A body is projected horizontally with speed `30m//s` from a very high tower. What will be its speed after 4sec-

To solve the problem of finding the speed of a body projected horizontally from a high tower after 4 seconds, we can break it down into steps. ### Step-by-Step Solution: 1. **Identify the Components of Motion**: - The body is projected horizontally with an initial horizontal speed \( u = 30 \, \text{m/s} \). - There is no initial vertical speed, so the vertical component of velocity at the start is \( v_{y0} = 0 \). 2. **Calculate the Vertical Velocity After 4 Seconds**: - The vertical motion is influenced by gravity.

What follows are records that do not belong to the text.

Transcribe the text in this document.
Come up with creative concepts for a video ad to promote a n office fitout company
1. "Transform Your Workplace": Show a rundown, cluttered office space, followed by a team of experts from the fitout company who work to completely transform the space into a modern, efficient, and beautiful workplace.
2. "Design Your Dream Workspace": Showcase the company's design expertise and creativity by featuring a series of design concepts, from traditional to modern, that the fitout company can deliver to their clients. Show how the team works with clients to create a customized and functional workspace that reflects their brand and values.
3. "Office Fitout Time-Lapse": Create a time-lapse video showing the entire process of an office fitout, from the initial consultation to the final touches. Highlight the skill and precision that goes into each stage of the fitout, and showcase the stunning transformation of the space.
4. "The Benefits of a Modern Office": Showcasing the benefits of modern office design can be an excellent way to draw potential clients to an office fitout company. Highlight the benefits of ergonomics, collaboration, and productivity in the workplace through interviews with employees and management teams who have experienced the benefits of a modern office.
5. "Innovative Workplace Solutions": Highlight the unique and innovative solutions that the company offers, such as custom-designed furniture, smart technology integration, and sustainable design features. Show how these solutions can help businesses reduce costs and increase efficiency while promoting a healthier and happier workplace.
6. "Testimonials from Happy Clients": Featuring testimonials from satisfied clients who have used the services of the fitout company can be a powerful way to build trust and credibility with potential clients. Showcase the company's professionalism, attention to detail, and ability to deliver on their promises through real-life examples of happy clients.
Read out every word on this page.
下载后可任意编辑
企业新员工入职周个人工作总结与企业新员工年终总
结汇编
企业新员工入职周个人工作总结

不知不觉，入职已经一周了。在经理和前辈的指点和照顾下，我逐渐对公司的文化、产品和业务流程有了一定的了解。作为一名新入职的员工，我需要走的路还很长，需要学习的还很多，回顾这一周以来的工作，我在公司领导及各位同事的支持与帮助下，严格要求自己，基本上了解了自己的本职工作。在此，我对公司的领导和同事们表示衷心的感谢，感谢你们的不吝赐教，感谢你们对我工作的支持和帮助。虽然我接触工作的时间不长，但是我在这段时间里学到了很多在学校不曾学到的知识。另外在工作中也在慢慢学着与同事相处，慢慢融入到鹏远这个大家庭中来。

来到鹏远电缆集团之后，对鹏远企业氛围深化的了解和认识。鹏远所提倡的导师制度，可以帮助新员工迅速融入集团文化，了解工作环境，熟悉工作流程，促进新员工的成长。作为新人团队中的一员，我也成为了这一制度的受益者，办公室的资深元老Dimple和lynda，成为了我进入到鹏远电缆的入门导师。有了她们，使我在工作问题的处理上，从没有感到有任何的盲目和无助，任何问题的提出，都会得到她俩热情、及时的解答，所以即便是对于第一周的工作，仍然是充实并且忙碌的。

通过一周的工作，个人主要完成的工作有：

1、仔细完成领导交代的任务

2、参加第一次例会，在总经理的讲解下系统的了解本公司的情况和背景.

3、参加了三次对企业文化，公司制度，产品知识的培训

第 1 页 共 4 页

The vertical velocity after time \( t \) can be calculated using the formula: \[ v_y = v_{y0} + gt \] - Where: - \( g \) is the acceleration due to gravity, approximately \( 10 \, \text{m/s}^2 \). - \( t = 4 \, \text{s} \). - Substituting the values: \[ v_y = 0 + (10 \, \text{m/s}^2)(4 \, \text{s}) = 40 \, \text{m/s} \] 3. **Determine the Resultant Velocity**: - The resultant velocity \( v \) of the body after 4 seconds can be found using the Pythagorean theorem, since the horizontal and vertical motions are perpendicular to each other. - The resultant velocity is given by: \[ v = \sqrt{u^2 + v_y^2} \] - Substituting the known values: \[ v = \sqrt{(30 \, \text{m/s})^2 + (40 \, \text{m/s})^2} \] \[ v = \sqrt{900 + 1600} = \sqrt{2500} = 50 \, \text{m/s} \] 4. **Final Answer**: - The speed of the body after 4 seconds is \( 50 \, \text{m/s} \).